The Story of Betsie’s Bulb Planter
Last Thursday we pulled out our beast of a bulb planter and planted 26,000 tulip bulbs with four people in one hour. Every year it takes a little coercion to get the bulb planter to want to move again, and this year was no different. This implement was likely made in the 1950’s and is only used for about one hour every year. Talk about a specialized tool! Once we got it going, it did what it does best, plants bulbs!
While we were planting, Nicole asked me how I came to grow tulips and own this planter and she enjoyed my answer so much, I thought you all might too.
Back in 2002, when I was a student at the Evergreen State College, I met Betsie DeWreede, who was my boss at the school farm. She had been a vegetable and tulip farmer for many years and, being of Dutch descent, she loved tulips. She introduced me to growing tulips and how very special they are. I never knew that tulips were so unique and varied in color and style; I’ve been growing them ever since.
Back in 2005 when I was leasing Old Tarboo Farm, my operation was so small I wasn’t able to order bulbs on my own. Betsie let me tag team onto her order to have access to the most beautiful bulbs Washington and Holland had to offer. For years every September I would make the annual trek to her farm in Rochester to sort and count bulbs to divide up our orders. She always made me lunch and we had the chance to catch up on farming and life. My bulb order eventually got big enough that the supplier would sell to me directly, and Betsie retired, so our annual event unfortunately came to an end.
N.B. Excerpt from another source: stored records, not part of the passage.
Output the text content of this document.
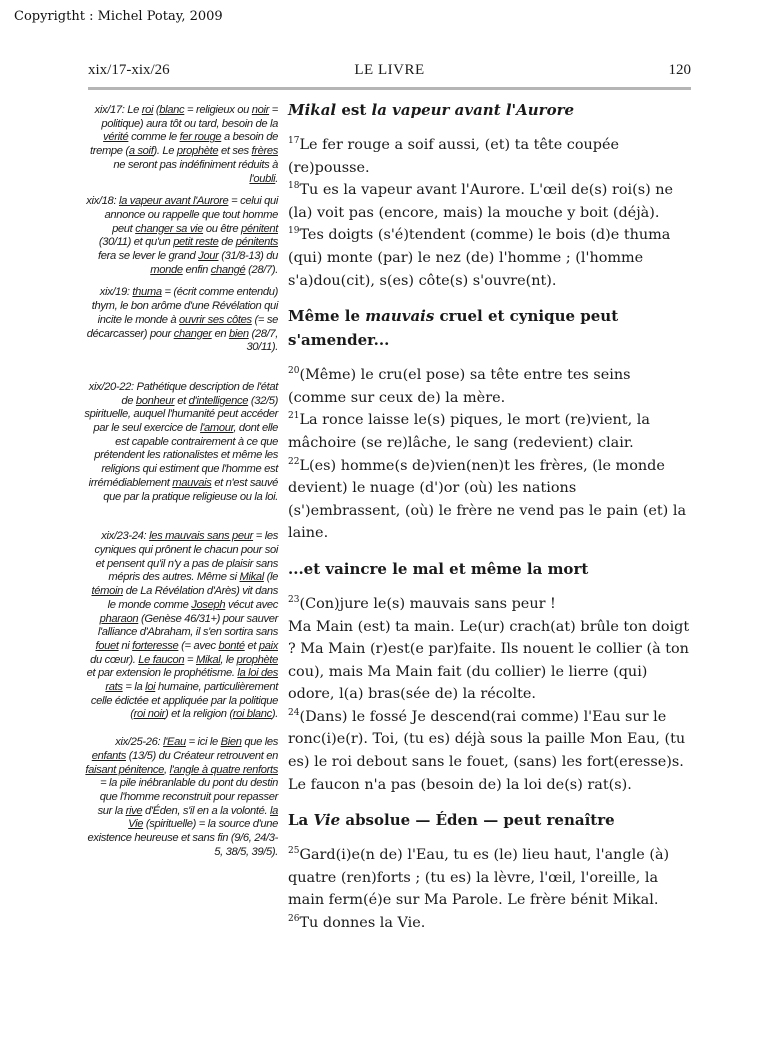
Copyrigtht : Michel Potay, 2009
xix/17-xix/26	LE LIVRE	120
xix/17: Le roi (blanc = religieux ou noir = politique) aura tôt ou tard, besoin de la vérité comme le fer rouge a besoin de trempe (a soif). Le prophète et ses frères ne seront pas indéfiniment réduits à l'oubli.
xix/18: la vapeur avant l'Aurore = celui qui annonce ou rappelle que tout homme peut changer sa vie ou être pénitent (30/11) et qu'un petit reste de pénitents fera se lever le grand Jour (31/8-13) du monde enfin changé (28/7).
xix/19: thuma = (écrit comme entendu) thym, le bon arôme d'une Révélation qui incite le monde à ouvrir ses côtes (= se décarcasser) pour changer en bien (28/7, 30/11).
xix/20-22: Pathétique description de l'état de bonheur et d'intelligence (32/5) spirituelle, auquel l'humanité peut accéder par le seul exercice de l'amour, dont elle est capable contrairement à ce que prétendent les rationalistes et même les religions qui estiment que l'homme est irrémédiablement mauvais et n'est sauvé que par la pratique religieuse ou la loi.
xix/23-24: les mauvais sans peur = les cyniques qui prônent le chacun pour soi et pensent qu'il n'y a pas de plaisir sans mépris des autres. Même si Mikal (le témoin de La Révélation d'Arès) vit dans le monde comme Joseph vécut avec pharaon (Genèse 46/31+) pour sauver l'alliance d'Abraham, il s'en sortira sans fouet ni forteresse (= avec bonté et paix du cœur). Le faucon = Mikal, le prophète et par extension le prophétisme. la loi des rats = la loi humaine, particulièrement celle édictée et appliquée par la politique (roi noir) et la religion (roi blanc).
xix/25-26: l'Eau = ici le Bien que les enfants (13/5) du Créateur retrouvent en faisant pénitence, l'angle à quatre renforts = la pile inébranlable du pont du destin que l'homme reconstruit pour repasser sur la rive d'Éden, s'il en a la volonté. la Vie (spirituelle) = la source d'une existence heureuse et sans fin (9/6, 24/3-5, 38/5, 39/5).
Mikal est la vapeur avant l'Aurore

$^{17}$Le fer rouge a soif aussi, (et) ta tête coupée (re)pousse.

$^{18}$Tu es la vapeur avant l'Aurore. L'œil de(s) roi(s) ne (la) voit pas (encore, mais) la mouche y boit (déjà).

$^{19}$Tes doigts (s'é)tendent (comme) le bois (d)e thuma (qui) monte (par) le nez (de) l'homme ; (l'homme s'a)dou(cit), s(es) côte(s) s'ouvre(nt).

Même le mauvais cruel et cynique peut s'amender...

$^{20}$(Même) le cru(el pose) sa tête entre tes seins (comme sur ceux de) la mère.

$^{21}$La ronce laisse le(s) piques, le mort (re)vient, la mâchoire (se re)lâche, le sang (redevient) clair.

$^{22}$L(es) homme(s de)vien(nen)t les frères, (le monde devient) le nuage (d')or (où) les nations (s')embrassent, (où) le frère ne vend pas le pain (et) la laine.

...et vaincre le mal et même la mort

$^{23}$(Con)jure le(s) mauvais sans peur !

Ma Main (est) ta main. Le(ur) crach(at) brûle ton doigt ? Ma Main (r)est(e par)faite. Ils nouent le collier (à ton cou), mais Ma Main fait (du collier) le lierre (qui) odore, l(a) bras(sée de) la récolte.

$^{24}$(Dans) le fossé Je descend(rai comme) l'Eau sur le ronc(i)e(r). Toi, (tu es) déjà sous la paille Mon Eau, (tu es) le roi debout sans le fouet, (sans) les fort(eresse)s.

Le faucon n'a pas (besoin de) la loi de(s) rat(s).

La Vie absolue — Éden — peut renaître

$^{25}$Gard(i)e(n de) l'Eau, tu es (le) lieu haut, l'angle (à) quatre (ren)forts ; (tu es) la lèvre, l'œil, l'oreille, la main ferm(é)e sur Ma Parole. Le frère bénit Mikal.

$^{26}$Tu donnes la Vie.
When Betsie retired, she also decided that I was to be the recipient of her bulb planter. I hemmed and hawed. Really!?? This giant implement for one hour of use annually? That wasn’t really my style, as I’d been planting bulbs by hand (with the help of the tractor to make and cover furrows before and after), but I could never get the bulbs deep enough for the highest quality stems, and of course it was painstaking, back-breaking work to distribute all the tulips in the field. Finally I decided, what the heck, I’ll take the beast. I sure am glad I did!
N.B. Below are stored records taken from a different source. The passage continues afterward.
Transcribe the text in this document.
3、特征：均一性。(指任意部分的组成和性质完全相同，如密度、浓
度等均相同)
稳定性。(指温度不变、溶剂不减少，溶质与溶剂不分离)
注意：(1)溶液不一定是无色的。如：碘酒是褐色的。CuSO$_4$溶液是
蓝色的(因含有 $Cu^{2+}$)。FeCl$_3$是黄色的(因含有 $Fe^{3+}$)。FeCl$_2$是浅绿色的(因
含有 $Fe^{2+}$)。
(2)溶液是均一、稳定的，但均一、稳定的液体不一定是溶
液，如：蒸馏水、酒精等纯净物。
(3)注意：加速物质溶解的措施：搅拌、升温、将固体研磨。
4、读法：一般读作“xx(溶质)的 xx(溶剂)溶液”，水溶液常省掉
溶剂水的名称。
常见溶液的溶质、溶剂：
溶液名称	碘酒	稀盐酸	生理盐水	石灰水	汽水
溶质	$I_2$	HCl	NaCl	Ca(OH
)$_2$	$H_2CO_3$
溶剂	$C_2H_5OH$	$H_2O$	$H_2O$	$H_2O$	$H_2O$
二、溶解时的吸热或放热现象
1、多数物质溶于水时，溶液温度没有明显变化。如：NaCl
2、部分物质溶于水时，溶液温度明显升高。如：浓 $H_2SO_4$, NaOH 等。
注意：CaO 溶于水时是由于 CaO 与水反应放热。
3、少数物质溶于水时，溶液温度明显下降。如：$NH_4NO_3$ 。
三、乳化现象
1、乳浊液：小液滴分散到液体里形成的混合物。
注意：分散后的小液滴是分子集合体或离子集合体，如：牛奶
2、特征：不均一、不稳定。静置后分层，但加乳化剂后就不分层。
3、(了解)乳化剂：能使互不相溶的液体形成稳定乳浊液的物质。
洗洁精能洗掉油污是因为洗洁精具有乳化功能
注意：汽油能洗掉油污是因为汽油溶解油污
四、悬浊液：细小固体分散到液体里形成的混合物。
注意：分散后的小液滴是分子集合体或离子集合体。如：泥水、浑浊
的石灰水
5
Planting the tulip bulbs every year is honestly one of the most fun tasks on the farm. I usually ride on the platform, clipboard in hand, telling the tractor driver when to stop and the people loading on the ground which variety is next. The crew gets excited when the bulbs go in, as it’s the last gasp of summer and we are all sick of the long, hot, dusty days and endless fruit harvests. Dreaming about picking tulips in the cool promise of spring sounds just about right.
I’m so thankful to know Betsie, for her friendship and mentorship all these years, as well as introducing me to tulip growing. For a long time, she was the only other woman farmer I knew who ran her farm solo, without the help of a husband or farm partner. She helped me to realize this was even possible! I know she’ll be reading this (she always does). Thank you, Betsie, for being an inspiration and mentor to me all these years. And thank you for making sure I got the bulb planter!